Medical Device Daily Washington Editor

The announcement of a proposed physician fee schedule for Medicare Part B routinely sets physician societies abuzz, but the proposed fee schedule for next calendar year is already generating more ink and electrons than is typically the case.

One of the more controversial provisions is an adjustment to the assumed usage rate of imaging equipment owned and operated by Part B providers, which previously had been set at 50% of a 50-hour work week. That set point was again subjected to criticism by the Medicare Payment Advisory Commission in its March 2009 report to Congress as well as in a meeting held in November 2008 (Medical Device Daily, Nov. 11, 2008), and CMS responded.

Comments heard during the MedPAC meeting included an acknowledgement that regional variations in utilization rates hinged on population density and that consequently, rural imaging rates could not be assumed to match those in suburban or urban areas. One utilization rate that was floated by a MedPAC analyst at the hearing was 75%, but the commission did not come to any hard and fast conclusions during the meeting.

CMS's July 1 fact sheet, which accompanied the CMS statement, notes that a survey conducted in 2006 by the National Opinion Research Center at the University of Chicago (NORC; Chicago) indicated that physician-owned magnetic resonance equipment typically ran 52 hours a week and computerized tomography machines 42 hours a week. The survey covered only six major markets in the U.S., a point that was not missed by specialty societies and some members of MedPAC. The CMS fact sheet notes further that another source of data indicates CT usage at 50 hours a week, twice the 25-hour-a-week CMS assumption, and thus adding fuel to the reimbursement rate fire.

Pam Kassing, senior director of economics and health policy at the American College of Radiology (ACR; Washington), told Medical Device Daily that ACR members find the NORC numbers to be something of a stretch. "We were disappointed that CMS is pointing to the NORC data," she said, adding that a study conducted by the Radiology Business Management Association (RBMA; Fairfax, Virginia) indicated that the overall imaging rate for rural providers was more in the neighborhood of 48% and for providers across all population densities was about 58%.

Kassing also mentioned that a 75% utilization rate is being proposed, including in a draft of legislation that is currently under consideration in the House of Representatives. However, most in the imaging business also hasten to point out that imaging costs have more or less flattened after passage of the Deficit Reduction Act of 2005.

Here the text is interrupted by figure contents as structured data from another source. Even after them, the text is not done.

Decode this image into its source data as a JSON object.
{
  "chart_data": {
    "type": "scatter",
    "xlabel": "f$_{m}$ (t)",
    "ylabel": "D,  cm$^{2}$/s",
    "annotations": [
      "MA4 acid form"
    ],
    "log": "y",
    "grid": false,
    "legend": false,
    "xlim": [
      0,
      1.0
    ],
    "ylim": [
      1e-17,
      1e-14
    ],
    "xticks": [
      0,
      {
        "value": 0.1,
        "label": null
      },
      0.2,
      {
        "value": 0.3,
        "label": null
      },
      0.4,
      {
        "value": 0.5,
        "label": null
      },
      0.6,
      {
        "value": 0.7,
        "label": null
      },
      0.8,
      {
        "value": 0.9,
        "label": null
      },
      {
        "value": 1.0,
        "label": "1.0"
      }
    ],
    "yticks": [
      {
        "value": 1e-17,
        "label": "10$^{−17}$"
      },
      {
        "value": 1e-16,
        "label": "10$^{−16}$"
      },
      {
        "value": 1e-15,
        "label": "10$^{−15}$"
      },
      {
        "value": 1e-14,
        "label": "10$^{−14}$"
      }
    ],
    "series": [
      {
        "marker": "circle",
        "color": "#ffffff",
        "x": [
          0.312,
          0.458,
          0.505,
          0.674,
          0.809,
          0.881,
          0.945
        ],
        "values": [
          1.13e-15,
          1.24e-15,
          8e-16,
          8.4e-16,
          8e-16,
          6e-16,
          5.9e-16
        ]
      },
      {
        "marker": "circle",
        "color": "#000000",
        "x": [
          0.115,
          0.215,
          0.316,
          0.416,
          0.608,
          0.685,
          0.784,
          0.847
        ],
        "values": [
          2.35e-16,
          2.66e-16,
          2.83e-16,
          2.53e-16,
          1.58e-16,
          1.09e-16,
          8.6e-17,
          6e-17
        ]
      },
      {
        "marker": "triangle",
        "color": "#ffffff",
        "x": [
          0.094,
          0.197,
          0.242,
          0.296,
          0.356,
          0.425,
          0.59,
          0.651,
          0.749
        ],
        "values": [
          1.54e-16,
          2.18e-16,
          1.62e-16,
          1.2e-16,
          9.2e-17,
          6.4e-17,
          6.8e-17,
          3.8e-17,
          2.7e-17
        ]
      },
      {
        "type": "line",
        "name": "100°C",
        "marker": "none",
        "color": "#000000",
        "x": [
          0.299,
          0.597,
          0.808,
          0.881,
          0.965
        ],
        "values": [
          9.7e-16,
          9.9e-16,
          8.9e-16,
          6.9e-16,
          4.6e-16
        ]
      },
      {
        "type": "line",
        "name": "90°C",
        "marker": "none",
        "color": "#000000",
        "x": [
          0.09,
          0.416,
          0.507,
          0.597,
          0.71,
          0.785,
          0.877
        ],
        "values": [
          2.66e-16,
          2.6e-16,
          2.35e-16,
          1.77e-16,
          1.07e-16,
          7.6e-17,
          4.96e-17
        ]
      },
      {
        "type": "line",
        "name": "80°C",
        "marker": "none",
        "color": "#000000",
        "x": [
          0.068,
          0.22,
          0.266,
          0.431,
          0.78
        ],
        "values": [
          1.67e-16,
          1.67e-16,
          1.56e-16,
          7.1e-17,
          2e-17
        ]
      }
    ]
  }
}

Contracting snags another device firm

Contract manufacturing has been a persistent issue in FDA warning letters for the past 18 months and the trend continued with the June 5, 2009, warning letter to Frantz Design (Austin, Texas), maker of mandible-adjusting devices designed to treat obstructive sleep apnea (OSA). The agency cited Frantz for a total of eight deviations from good manufacturing practices and two for medical device reporting (MDR) violations, casting a doubt on the company's overall compliance regime.

FDA led the warning letter with a citation for failure of management to ensure that an effective quality system was in place, noting that this class of violations accounted for 15 hits on the inspectional form 483. Among these problems was a failure to conduct quality audits of an unnamed contract manufacturer.

The issue of contract manufacturing popped up again in a citation dealing with validation of design changes to straps used to fix the device in place in the wearer's mouth. Frantz is said to have directed the contractor not to use a component – the identity of which was redacted – in the manufacture of the straps because of complaints that the straps were prone to breakage. This citation dealt with a lack of procedures for validation of design changes, but the same problem with straps was cited subsequently as a failure to validate the related design change as well.

FDA also cited Frantz for lack of procedures to set out the responsibilities of both parties in contract manufacturing arrangements, but also stated that the company had no contract with its then-current outsourcing company. At press time, the company had not responded to calls for comment.

Off-label promo slammed in warning

The March 11 warning letter to Best Vascular (Springfield, Virginia) cited the company for an ad that appeared in the November 2008 edition of the American Journal of Cardiology for the firm's Beta-Cath system, which the agency states is approved for radiological brachytherapy to treat restenosis in arteries into which a bare-metal stent (BMS) has been placed. FDA states that the ad, which highlights an analysis of data compiled in the Rescue registry, constitutes marketing of the device for a new intended use, specifically treatment of restenosis in patients with drug-eluting stents (DES).

The agency noted specifically that Best does not have an application on file that addresses the effect radiation might have on stent polymer and drug, and FDA voiced a similar concern as to how radiation might affect intimal tissue treated with anti-proliferative drugs. According to FDA, the offending passage in the ad describes the Beta-Cath as "adjunct therapy to PCI for patients presenting with [in-stent restenosis] of a DES" that is "safe and associated with low rates of recurrence" and major adverse cardiac events. The ad is also said to include the statement that brachytherapy for this condition "appears to be superior in efficacy in comparison to repeat" stent placement "and should be considered the therapy of choice for this difficult subset of patients."

At press time, the company had not responded to calls for comment.